Cuando uno cumple los treinta años es un buen momento para replantearse las cosas. Para abandonar definitivamente la juventud y resignarse a darle la razón a la vida, buscarse un trabajo decente, tal vez alistarse a la marina y olvidarse de cumplir el viejo sueño de cambiar las cosas. O tal vez, cuando uno cumple treinta años es momento de mandar todo definitivamente a la mierda y seguir caminando por el camino torcido, demostrándole al mundo que sentías lo que decías. Por suerte, bromas de Graffin al margen, Bad Religion han optado por el segundo camino y aquí les tenemos, superada la teintena, con dieciseis discos a la espalda y tan frescos como una lechuga.
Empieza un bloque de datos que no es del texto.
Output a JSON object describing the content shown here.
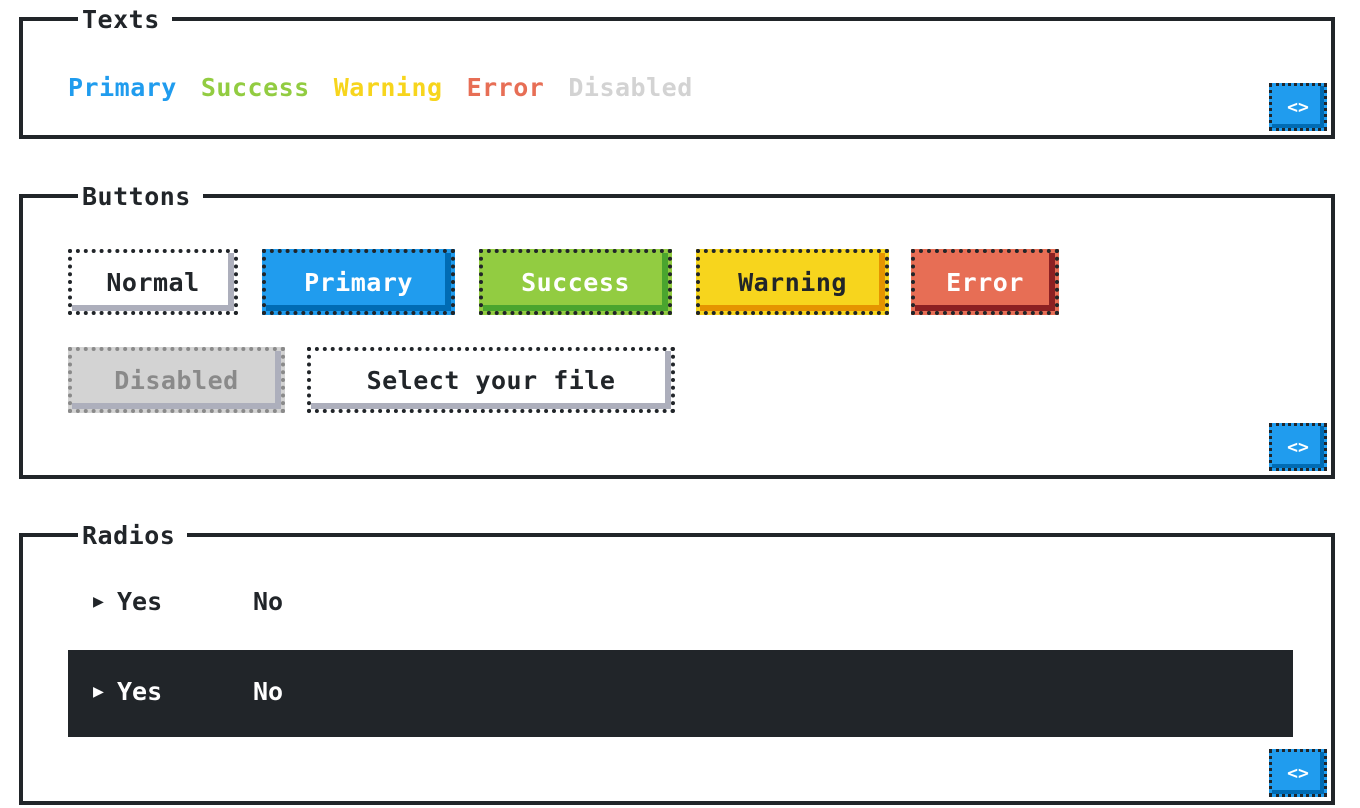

Hace un par de meses recordábamos por aquí su clásico “No Control” y lo cierto es que resulta reconfortante ver que el tiempo no ha pasado tan mal por ellos. Cómo quien mira una vieja foto y se ve más joven y más vital, pero sigue reconociendo que la misma esencia y principios siguen ahí, tal vez no intocables (la vida siempre ofrece nuevos enfoques) pero lo suficientemente reconocibles. ¿Cuál es su secreto? Pues seguramente tener una idea bastante clara de por donde cae el norte, y a la vez permitirse seguir tanteando la dirección en busca del verdadero y exacto punto al que dirigirse.
Podrían ser los ochenta o puede que ya hayamos empezado un nuevo siglo, nos valen las mismas palabras: Temas cortos y directos, melodías vocales memorables, estribillos directos al centro del cerebro y letras comprometidas que ponen en cuestión al conjunto del sistema. Han pasado treinta años y Bad Religion son un ejemplo de coherencia y frescura mucho más allá de lo que cualquiera puede exigirse a uno mismo.